Irish fitness freak with a severe nomadic habit. Ex- Oman, London and East Africa. Now based in Europe but frequently in Asia. I blog about travel, fitness and lifestyle for millenials. Previously human rights, still into security and intelligence. lahogan4@gmail.com


  1. I live in Sai Gon full time and this hasn’t been my experience. Yes, people come up to you and try to sell you something – these are cripplingly poor people and tourists and expats are generally wealthy. If you don’t want what they have, you just say no firmly and they move on.

    I talk to people about their experiences of the American War (French and Chinese conflicts also) and their feelings towards the foreign forces’ countries in the conflict are generally ambivalent. The subject isn’t taught comprehensively in schools and 40% of the population are under 25 years old so they didn’t live through it. It seems that the bigger trauma in the country’s collective memory is the huge economic downturn in the 80s and 90s. My colleagues remember the hunger and despair of no jobs and no food, and aren’t keen to experience that situation again.

    Anyway, Viet Nam and Cambodia had different cultures before they experienced the trauma of war. Yes, they both experienced conflicts at around the same time and there is no doubt that it left a mark, but it would be specious to point to one experience in their history and say that is the reason one population appears to be more welcoming of foreigners than the other. Look to Buddhist vs Confucius traditions, different customs, different colonising forces, etc. as well.

    I can say from experience that the Vietnamese service industry values repeating customers over new ones – you have to earn their good favour in a way. That is for Vietnamese and foreign customers alike and tourists don’t get the chance to become repeat customers… This is different in Cambodia, not better, just different.
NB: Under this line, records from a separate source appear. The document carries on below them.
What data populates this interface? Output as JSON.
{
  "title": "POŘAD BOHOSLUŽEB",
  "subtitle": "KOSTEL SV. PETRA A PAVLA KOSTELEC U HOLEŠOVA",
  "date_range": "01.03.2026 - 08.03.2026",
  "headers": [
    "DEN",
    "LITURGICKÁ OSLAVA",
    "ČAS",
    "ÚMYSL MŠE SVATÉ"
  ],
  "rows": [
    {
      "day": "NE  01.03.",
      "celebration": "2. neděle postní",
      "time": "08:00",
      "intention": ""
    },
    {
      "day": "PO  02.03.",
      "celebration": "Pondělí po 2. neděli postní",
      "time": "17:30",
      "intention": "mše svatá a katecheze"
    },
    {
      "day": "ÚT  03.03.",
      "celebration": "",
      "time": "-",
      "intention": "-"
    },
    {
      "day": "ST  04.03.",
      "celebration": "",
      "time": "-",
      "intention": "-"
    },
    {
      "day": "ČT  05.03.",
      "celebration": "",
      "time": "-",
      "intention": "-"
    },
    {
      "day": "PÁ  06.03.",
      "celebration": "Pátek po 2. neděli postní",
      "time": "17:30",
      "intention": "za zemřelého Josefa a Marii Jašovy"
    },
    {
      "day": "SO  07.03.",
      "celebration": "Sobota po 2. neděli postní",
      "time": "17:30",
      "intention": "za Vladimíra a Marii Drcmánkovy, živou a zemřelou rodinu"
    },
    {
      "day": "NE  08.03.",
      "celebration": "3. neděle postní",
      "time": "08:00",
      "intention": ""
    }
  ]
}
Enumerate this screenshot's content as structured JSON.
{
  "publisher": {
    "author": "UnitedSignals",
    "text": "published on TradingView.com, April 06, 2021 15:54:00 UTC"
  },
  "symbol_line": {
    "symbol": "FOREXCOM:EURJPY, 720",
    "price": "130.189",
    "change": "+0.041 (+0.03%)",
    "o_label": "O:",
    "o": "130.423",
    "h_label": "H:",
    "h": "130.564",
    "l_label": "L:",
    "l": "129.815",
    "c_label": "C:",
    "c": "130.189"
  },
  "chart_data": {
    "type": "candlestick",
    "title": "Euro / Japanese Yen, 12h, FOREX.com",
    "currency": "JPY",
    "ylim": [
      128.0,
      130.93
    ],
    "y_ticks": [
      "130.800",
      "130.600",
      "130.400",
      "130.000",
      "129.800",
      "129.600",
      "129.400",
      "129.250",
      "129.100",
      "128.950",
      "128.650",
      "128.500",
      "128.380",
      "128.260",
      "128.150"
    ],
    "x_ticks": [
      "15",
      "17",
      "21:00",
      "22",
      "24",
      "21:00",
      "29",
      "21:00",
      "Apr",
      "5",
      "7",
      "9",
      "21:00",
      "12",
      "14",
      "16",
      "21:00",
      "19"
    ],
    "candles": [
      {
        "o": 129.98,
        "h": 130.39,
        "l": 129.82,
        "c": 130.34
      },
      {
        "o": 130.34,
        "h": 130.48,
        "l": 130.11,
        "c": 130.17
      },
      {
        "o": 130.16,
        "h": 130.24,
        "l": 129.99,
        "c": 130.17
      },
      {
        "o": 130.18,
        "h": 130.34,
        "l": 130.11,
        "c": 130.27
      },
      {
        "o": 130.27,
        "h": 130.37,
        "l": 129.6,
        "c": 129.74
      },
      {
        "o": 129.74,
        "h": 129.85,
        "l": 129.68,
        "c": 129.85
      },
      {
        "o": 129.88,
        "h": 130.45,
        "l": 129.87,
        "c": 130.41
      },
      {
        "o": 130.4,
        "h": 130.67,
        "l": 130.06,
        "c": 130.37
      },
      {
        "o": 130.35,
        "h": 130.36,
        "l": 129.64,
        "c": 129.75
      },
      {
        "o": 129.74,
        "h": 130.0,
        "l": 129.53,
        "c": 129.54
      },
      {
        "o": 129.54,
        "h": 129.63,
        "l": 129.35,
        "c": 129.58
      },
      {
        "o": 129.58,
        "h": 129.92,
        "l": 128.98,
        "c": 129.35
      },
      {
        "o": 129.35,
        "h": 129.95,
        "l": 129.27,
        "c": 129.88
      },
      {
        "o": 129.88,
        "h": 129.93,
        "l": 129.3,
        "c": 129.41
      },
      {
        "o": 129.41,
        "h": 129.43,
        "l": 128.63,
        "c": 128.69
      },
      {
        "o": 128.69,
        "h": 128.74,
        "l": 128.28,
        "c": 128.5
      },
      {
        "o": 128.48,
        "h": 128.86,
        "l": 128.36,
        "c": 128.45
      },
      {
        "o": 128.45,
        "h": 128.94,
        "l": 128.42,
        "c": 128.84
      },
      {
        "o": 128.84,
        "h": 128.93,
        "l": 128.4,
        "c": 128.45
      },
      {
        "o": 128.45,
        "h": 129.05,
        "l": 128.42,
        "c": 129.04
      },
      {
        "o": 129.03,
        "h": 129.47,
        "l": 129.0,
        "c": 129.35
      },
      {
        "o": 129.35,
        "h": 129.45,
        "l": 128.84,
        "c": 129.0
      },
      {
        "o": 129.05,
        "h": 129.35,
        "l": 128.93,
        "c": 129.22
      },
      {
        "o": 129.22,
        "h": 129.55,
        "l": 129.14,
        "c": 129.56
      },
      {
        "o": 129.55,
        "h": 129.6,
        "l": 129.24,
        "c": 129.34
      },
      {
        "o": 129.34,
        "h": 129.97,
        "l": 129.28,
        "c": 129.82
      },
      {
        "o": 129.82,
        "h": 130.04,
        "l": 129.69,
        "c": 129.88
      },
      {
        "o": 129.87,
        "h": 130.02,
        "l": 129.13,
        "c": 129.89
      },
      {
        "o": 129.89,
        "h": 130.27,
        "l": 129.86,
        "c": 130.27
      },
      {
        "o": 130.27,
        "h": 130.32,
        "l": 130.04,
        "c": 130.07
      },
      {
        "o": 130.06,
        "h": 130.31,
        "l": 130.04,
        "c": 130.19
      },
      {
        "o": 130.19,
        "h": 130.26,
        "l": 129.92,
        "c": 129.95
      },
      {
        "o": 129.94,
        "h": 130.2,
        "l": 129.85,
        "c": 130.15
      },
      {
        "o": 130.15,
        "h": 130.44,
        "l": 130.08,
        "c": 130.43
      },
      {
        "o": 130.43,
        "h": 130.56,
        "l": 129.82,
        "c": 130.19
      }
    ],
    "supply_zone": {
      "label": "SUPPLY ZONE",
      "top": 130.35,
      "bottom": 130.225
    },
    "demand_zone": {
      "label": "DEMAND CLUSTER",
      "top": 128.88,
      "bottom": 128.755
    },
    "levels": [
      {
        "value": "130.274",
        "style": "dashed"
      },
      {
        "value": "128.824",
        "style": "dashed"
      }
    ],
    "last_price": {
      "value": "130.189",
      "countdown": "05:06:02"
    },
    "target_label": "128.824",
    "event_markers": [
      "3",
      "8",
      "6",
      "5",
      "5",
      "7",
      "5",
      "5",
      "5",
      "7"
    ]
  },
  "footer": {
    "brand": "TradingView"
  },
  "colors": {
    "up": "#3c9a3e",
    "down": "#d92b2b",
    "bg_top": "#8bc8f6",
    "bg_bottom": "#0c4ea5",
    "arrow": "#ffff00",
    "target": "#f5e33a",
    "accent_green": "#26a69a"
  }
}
  2. Hi, I just found you, glad I did, interesting blog! I’ve been to both Cambodia and Vietnam and like you found different attitudes. I came away from Vietnam in 2013 feeling the Vietnamese were unemotional towards tourists if that makes sense to you. This was in Phu Quoc, Sai Gon was
    different, more cosmopolitan. I returned in 2015 and found Phu Quoc a very different place. Swathes of tourist complexes are cutting through the north and those involved in the punter side of it were more forthcoming but out in the villages, shyness more the order now, not as unemotional. Con Dao was different, we were greeted warmly everywhere. It was a terrible war, war leaves it effects on generations, a struggle to survive. I was only in Siem Reap in Cambodia which is driven by the tourism of Angkor Wat and, as in any tourist destination, the local population understand fast what is required.Business is business! (My home is in Cyprus and I lived through the years of tourist expansion and watched similar realisations and a change in attitudes) As Vietnam becomes more and more attractive, hosts more tourism, changes will happen. Hopefully for the better, its a wonderful country, I would go back tomorrow- so much more is waiting to be explored.